Chelsea edged back into the top four with a draw against Brighton and Hove Albion on Tuesday, but only by virtue of goal difference over West Ham United who they face on Saturday.
West Ham, were one of the most vocal clubs in criticising Chelsea, Liverpool, Manchester City, Manchester United, Tottenham Hotspur and Arsenal's decision to jump on board the European Super League ship, calling it an "attack on football".
Chelsea and the other five English renegades all made dramatic U-turns on Tuesday, effectively killing off the new 20-club league in which 15 founder members would have been guaranteed permanent residence.
The sense of outrage lingers, however, and West Ham will have acquired an army of new fans for their home clash with Chelsea -- those left bitter at the thought of a European closed shop replacing hard-earned rewards.
Newcastle United might also have a little added motivation when they travel to Anfield to play Liverpool a few hours earlier as they seek an unlikely victory that would surely banish their relegation fears.
David Moyes' West Ham have been a revelation this season but with the prize of a top-four finish tantalisingly close they suffered a fit of nerves last week in a 3-2 defeat at Newcastle.
But the fact that Chelsea drew 0-0 draw with Brighton on Tuesday and Liverpool also failed to beat Leeds United on Monday let them off the hook and left the top-four battle on a knife edge with Chelsea and West Ham on 55 points and Liverpool on 53, all having six games remaining.
Tottenham Hotspur also have 53 after a 2-1 victory over Southampton on Wednesday, but only have five games left.
Tottenham face Manchester City in the League Cup final on Sunday with interim manager Ryan Mason in charge following Monday's sacking of Jose Mourinho.
It is a measure of West Ham's improvement that when they hosted Chelsea at an almost identical stage last season they were scrapping for their top-flight lives -- a 3-2 win proving the catalyst for their escape.
This time they are chasing a very different prize.
West Ham will most likely be missing the injured Declan Rice and Michail Antonio while Craig Dawson is suspended and there are doubts over Aaron Cresswell and Arthur Masuaku.
While that is not ideal, Chelsea may have one eye on their Champions League semi-final, first leg at Real Madrid three days later.

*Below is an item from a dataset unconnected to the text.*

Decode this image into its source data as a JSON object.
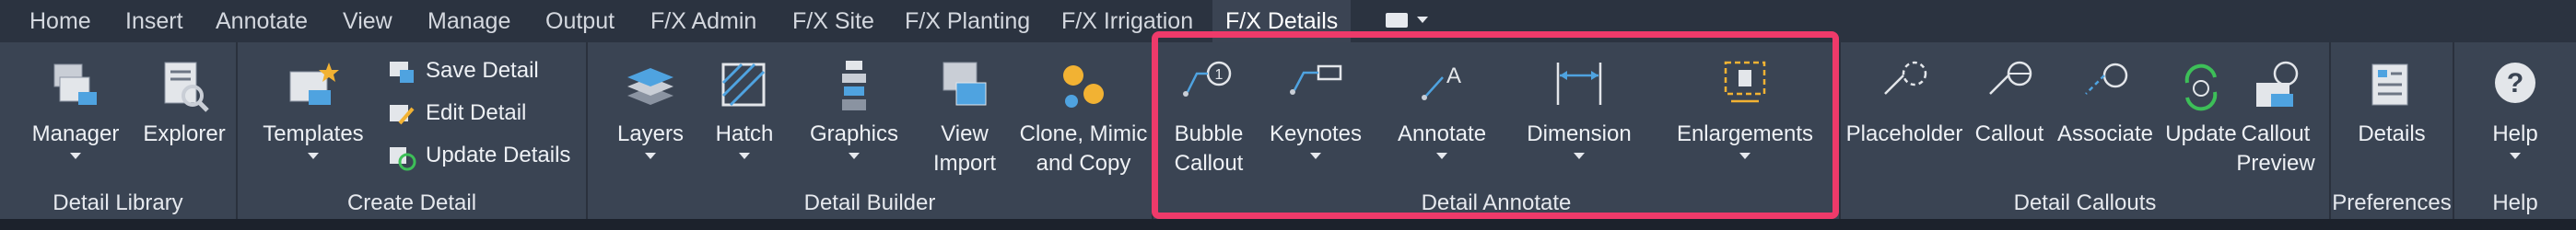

"We are in fourth place, it's in our hands. It's a tight race," Chelsea manager Thomas Tuchel said after the Brighton draw. "We've missed two opportunities in home matches and this worries me a little bit. But we have to keep going."
Leicester City (56 points) are in action against West Bromwich Albion later on Thursday when victory would cement them in third place. They then host Crystal Palace on Monday.
In view of the events of this week, second-placed Manchester United will be happy that they do not have to face Leeds United in front of a baying Elland Road crowd on Saturday.
A sixth successive league win for United would make Champions League football next season a virtual certainty.
At the bottom, Burnley still have a six-point cushion over 18th-placed Fulham but three successive defeats have left them looking nervously over their shoulders and they will be desperate to get something at Wolverhampton Wanderers on Sunday.